Of course, the TV programs and the government propaganda flyers posted all over town proclaimed that Giants were perfectly safe to humans, and the two species could effortlessly live together in harmony. The human and Giant governments had been slowly working towards integration for years, despite the resistance of the majority of the human constituents involved. The Giant parliament had appropriated millions upon millions of Big Bucks (BB), the Giant currency, to building infrastructure suitable for humans in the large sector. Despite the sizable investment, few if any humans were brave or stupid enough to venture forth to the large side.

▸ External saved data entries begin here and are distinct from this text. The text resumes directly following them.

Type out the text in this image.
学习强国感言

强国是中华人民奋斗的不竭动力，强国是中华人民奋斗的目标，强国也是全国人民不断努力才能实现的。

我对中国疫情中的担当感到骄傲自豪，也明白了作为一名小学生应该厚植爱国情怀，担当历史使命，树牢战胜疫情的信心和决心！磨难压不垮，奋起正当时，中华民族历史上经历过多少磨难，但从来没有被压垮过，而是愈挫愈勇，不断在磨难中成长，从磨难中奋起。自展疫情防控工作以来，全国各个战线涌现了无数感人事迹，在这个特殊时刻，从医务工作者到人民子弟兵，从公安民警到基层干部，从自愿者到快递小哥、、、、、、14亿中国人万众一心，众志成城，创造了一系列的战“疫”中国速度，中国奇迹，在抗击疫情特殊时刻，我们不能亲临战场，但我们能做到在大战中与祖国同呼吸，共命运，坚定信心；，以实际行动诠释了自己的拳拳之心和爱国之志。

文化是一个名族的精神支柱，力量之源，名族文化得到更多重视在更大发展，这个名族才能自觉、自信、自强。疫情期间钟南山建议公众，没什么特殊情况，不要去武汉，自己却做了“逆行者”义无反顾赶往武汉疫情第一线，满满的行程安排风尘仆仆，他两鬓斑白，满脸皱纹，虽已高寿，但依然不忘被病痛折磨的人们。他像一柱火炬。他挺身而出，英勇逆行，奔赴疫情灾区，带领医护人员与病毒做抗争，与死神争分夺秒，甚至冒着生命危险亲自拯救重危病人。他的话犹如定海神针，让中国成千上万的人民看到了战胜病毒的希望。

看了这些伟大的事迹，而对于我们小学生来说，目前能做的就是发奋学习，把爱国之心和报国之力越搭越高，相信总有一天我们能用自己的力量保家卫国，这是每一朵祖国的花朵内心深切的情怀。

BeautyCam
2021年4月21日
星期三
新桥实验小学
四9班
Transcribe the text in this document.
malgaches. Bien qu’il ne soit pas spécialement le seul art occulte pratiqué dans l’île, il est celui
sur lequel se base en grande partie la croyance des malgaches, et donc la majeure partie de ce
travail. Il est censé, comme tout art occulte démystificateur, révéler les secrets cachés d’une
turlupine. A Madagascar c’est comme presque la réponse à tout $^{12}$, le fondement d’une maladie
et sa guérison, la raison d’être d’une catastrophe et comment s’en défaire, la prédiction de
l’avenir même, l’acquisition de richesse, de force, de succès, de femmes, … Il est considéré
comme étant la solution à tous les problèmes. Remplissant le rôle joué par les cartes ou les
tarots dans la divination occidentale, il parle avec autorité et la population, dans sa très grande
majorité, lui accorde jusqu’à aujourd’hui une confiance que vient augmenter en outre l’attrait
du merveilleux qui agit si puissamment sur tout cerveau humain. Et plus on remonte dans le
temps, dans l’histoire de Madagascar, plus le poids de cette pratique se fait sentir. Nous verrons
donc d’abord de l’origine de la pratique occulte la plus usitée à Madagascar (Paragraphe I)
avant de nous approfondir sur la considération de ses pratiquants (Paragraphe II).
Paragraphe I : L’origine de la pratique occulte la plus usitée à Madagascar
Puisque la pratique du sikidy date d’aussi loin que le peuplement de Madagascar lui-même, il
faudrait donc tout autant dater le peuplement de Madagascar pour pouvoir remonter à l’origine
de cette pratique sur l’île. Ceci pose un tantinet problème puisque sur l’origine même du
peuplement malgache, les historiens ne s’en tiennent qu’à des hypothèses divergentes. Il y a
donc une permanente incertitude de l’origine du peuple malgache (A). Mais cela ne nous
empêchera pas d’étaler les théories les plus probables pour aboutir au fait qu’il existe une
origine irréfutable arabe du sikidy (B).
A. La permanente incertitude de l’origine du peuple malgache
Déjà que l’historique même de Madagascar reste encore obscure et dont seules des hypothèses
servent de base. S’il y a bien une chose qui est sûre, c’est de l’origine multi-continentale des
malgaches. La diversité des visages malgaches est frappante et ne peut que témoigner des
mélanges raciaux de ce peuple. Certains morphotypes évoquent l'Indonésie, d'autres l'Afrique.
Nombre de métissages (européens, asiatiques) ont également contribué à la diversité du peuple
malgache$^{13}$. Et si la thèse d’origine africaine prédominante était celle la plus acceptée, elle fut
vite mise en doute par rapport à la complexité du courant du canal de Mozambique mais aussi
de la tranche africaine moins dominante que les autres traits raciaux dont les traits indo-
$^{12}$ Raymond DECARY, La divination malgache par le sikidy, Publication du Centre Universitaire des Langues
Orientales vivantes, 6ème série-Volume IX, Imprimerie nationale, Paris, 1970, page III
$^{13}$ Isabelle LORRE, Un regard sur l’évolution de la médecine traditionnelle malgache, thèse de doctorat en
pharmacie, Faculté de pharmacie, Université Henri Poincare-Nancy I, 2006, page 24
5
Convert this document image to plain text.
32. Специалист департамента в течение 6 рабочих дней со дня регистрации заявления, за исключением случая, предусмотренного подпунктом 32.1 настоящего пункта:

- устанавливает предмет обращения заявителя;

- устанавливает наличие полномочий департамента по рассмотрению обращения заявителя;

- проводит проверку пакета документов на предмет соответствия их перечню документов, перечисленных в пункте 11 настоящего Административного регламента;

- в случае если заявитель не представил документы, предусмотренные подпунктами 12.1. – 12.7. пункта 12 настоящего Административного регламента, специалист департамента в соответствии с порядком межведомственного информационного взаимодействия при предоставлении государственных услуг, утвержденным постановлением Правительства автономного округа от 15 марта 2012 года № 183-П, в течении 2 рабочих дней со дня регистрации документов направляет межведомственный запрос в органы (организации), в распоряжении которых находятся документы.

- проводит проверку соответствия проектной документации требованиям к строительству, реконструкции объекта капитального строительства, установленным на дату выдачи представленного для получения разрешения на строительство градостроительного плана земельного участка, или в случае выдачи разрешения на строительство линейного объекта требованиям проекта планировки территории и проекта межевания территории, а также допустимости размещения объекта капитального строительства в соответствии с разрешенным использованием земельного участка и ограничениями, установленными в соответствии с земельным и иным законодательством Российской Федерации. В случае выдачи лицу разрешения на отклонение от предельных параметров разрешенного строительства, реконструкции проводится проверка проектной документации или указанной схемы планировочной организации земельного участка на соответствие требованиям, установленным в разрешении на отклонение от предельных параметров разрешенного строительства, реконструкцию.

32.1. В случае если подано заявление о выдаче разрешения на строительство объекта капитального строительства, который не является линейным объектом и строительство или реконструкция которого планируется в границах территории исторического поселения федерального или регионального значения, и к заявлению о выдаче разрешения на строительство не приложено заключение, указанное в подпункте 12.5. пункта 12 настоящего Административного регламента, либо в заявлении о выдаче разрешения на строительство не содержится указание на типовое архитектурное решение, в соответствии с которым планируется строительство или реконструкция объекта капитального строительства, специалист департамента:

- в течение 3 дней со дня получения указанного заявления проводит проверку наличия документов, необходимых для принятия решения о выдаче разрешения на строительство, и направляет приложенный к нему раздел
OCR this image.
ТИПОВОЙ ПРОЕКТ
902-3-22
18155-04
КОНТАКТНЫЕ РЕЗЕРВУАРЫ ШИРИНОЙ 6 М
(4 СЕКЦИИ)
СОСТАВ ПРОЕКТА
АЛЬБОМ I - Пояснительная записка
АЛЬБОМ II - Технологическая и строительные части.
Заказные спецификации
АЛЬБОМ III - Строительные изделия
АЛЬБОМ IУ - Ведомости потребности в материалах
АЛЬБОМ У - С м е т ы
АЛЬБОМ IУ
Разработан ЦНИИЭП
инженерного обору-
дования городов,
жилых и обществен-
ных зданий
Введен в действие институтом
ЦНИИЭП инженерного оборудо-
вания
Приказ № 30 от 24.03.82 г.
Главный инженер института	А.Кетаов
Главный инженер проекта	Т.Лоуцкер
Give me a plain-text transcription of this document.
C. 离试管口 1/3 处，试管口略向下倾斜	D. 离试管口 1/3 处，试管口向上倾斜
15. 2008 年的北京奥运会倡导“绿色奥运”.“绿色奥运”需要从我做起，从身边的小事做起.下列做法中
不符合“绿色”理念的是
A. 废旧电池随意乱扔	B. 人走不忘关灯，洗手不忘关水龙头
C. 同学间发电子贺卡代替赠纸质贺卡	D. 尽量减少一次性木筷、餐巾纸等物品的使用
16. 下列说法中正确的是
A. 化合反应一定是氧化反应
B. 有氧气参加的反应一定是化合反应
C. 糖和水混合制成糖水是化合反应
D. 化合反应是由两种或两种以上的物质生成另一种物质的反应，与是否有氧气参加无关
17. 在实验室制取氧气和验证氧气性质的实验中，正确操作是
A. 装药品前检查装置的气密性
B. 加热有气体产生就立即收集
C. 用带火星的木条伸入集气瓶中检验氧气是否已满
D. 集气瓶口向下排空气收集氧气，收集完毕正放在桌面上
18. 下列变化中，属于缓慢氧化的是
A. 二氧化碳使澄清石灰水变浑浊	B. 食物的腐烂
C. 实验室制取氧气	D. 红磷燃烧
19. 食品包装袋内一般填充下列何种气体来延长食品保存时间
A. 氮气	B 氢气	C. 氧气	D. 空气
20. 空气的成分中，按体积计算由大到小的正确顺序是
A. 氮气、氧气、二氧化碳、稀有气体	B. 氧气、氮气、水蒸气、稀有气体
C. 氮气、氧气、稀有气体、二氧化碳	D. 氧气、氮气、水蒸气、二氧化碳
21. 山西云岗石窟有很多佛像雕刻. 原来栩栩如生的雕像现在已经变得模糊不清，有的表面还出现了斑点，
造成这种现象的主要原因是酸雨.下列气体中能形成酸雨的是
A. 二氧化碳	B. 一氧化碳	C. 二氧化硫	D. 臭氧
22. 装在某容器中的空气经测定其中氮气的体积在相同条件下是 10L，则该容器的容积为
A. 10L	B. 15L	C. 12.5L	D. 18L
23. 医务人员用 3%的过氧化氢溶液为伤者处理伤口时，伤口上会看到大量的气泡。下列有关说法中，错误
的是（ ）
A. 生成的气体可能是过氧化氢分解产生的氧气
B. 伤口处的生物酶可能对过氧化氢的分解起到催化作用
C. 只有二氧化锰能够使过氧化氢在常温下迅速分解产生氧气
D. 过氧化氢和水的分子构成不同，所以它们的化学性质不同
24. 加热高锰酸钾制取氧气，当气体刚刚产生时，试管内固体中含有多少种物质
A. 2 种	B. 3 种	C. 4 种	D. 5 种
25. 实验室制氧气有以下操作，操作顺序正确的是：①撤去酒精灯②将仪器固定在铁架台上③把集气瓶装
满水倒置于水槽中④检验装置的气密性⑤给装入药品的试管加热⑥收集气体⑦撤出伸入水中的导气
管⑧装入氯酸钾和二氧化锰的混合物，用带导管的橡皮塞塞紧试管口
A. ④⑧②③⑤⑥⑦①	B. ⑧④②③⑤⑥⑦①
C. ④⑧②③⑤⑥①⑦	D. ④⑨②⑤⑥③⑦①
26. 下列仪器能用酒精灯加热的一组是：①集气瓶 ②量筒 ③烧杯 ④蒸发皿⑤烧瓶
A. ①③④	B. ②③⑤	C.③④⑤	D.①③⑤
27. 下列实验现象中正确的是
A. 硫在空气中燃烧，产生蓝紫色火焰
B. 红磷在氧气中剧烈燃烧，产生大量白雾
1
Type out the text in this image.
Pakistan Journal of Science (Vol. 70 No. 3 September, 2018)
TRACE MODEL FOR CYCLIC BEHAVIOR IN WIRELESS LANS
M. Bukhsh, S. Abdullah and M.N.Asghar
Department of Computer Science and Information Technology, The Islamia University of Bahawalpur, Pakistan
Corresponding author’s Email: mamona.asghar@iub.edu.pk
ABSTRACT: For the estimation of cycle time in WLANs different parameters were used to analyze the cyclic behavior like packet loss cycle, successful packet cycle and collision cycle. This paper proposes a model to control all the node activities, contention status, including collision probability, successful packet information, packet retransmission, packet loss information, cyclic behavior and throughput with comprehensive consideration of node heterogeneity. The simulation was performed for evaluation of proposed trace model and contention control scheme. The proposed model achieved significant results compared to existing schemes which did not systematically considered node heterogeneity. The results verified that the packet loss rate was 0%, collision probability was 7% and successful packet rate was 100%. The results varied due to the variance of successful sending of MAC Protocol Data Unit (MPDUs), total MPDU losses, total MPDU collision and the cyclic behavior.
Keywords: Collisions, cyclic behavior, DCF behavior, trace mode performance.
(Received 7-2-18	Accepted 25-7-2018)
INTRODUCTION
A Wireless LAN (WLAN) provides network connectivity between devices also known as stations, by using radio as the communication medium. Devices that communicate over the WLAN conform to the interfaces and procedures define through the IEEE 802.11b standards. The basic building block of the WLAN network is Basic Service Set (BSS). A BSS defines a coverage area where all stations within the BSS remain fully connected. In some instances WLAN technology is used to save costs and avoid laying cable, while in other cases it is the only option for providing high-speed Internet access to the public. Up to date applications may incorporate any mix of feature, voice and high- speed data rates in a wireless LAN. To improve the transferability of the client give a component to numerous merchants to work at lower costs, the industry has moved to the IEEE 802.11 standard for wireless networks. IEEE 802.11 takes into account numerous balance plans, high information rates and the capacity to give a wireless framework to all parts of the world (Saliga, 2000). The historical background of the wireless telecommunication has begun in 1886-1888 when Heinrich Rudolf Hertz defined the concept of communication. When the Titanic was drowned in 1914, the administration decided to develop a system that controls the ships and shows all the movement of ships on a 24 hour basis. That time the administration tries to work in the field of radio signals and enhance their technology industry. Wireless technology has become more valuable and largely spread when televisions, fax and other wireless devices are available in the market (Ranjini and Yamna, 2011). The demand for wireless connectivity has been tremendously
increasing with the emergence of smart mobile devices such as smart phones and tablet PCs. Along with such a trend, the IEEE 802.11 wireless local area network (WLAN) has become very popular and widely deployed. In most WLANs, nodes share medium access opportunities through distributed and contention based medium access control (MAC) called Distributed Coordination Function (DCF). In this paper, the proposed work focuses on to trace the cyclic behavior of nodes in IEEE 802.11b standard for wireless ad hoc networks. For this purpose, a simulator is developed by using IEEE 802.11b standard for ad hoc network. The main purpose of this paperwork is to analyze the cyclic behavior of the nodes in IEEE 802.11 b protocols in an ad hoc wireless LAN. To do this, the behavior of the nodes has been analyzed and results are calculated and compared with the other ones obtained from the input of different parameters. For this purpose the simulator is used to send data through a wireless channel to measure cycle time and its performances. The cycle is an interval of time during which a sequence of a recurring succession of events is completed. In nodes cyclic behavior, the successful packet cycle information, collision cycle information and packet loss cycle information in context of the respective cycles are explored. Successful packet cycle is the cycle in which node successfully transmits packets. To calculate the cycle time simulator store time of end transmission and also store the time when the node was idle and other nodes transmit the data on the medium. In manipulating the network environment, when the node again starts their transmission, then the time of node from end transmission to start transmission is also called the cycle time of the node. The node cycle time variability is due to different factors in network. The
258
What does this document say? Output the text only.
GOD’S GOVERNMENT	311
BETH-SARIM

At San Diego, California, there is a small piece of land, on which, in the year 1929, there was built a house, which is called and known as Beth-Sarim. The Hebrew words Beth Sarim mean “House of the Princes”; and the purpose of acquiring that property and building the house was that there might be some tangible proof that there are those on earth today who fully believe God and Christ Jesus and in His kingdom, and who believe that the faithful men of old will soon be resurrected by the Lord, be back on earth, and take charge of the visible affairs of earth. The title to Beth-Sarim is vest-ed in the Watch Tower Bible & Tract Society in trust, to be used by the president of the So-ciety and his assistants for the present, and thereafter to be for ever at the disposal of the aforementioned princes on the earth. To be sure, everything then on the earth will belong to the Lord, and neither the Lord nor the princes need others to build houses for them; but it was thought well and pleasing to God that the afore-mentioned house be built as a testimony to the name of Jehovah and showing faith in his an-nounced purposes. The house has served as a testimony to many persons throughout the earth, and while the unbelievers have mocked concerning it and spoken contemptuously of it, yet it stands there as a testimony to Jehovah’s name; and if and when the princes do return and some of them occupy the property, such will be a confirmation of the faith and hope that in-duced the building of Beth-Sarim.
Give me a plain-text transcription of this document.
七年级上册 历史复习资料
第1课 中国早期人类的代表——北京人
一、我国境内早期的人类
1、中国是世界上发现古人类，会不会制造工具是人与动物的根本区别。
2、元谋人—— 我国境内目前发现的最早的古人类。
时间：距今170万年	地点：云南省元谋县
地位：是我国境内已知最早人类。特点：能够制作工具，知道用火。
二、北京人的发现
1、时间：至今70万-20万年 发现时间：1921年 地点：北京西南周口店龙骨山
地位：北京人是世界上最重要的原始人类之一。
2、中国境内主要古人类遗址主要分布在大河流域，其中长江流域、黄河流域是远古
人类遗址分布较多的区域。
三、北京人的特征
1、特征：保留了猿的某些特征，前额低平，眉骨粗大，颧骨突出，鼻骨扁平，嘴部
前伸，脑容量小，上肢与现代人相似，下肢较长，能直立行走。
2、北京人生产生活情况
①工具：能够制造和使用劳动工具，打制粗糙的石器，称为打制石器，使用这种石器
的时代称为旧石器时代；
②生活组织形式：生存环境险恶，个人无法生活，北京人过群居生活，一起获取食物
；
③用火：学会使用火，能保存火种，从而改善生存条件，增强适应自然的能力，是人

Oftentimes, those who left were never seen or heard from again.

This incontrovertible fact was a great embarrassment to the Giant government that had invested so much money into a failed project. Therefore, they decided to pass an affirmative action plan to encourage Giant businesses to hire human workers, in order to lure humans over to the large side of the city. This program was relatively new, and would grant substantial subsidies to private businesses to upgrade their offices to accommodate and employ humans. While businesses were more than happy to receive easy money from the government and spare the bare minimum expense to "upgrade," finding humans willing to work with Giants was harder.

In their glossy advertisement campaigns, painting rosy pictures of humans and Giants happily working together, these businesses targeted naïve, impressionable humans that were desperate for work—humans like Candy. Despite her reservations, Candy was easy prey. The idea of working with Giants made her exceedingly nervous, but after filling out hundreds of job applications with no response, she decided to shoot her shot and apply—after all, she had nothing to lose. She wasn't familiar with too many Giant businesses, but she saw a promotional campaign from an establishment called Big Corp Inc. and decided to send in her resume.